I spent 28 years in pharmaceutical sales before moving into academia, and when we carried out our market research we always had to clearly define our effective population and work out the insurance status of that effective population. In the US, companies have reimbursement assistance programs and a hotline that customers can ring to talk about reimbursement or product replacement. You’ve got to answer the question: how can our product comprehensively fit into the healthcare system in a way that we can induce loyalty from the patients who are going to be using our products routinely – hopefully over a number of years?
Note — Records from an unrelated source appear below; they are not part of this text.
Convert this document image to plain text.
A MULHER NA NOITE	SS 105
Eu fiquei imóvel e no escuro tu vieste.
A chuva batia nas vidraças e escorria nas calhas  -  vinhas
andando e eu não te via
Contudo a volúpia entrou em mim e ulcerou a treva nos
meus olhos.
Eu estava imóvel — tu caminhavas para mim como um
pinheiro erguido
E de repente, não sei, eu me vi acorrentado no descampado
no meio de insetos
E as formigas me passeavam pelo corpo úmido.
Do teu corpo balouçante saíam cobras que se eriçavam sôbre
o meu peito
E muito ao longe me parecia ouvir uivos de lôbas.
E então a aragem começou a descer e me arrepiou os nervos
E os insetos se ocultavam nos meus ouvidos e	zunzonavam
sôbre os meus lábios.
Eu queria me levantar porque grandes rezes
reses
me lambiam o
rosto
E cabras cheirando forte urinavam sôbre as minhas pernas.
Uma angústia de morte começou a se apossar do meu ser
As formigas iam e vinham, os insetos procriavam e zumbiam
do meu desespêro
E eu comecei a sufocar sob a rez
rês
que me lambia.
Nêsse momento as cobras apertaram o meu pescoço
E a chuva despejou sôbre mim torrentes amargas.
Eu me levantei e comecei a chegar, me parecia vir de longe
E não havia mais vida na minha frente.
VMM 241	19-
The price of the EpiPen, in many cases, is being passed on to individual patients – and the sad story is that some won’t be able to afford it. Mylan should have foreseen that increasing the price of a potentially lifesaving device by such a substantial amount – particularly after the Turing Pharmaceuticals debacle, and in an election year – would cause controversy. Mylan have perhaps been their own worst enemy by creating this scenario. And though their response has elements of what they should have been thinking about from the outset, the time to plan is not when you’re under duress.
For companies deciding how to price their products, I can’t stress enough the importance of a fully considered strategy that positions you product for long-term integration into the healthcare system, including plans for working specifically with patients to engender brand loyalty. I believe that Mylan failed to do this – and they are now paying the price.
Dr. Sillup is currently the Chairman of Pharmaceutical & Healthcare Marketing and Fellow in the Pedro Arrupe Center for Business Ethics and the Institute of Catholic Bioethics at Saint Joseph’s University. During 28 years of work in the diagnostic, pharmaceutical and medical device industry where he held positions from salesman to COO, Dr.Sillup was responsible for several product launches that included attaining favorable reimbursement coverage and coding to support products in the US and global markets. Since full-time transition to academia in 2004, he has emphasized teaching at the undergrad and graduate levels that utilizes his industry experience and research that generates publications about ethically based strategy and healthcare reform.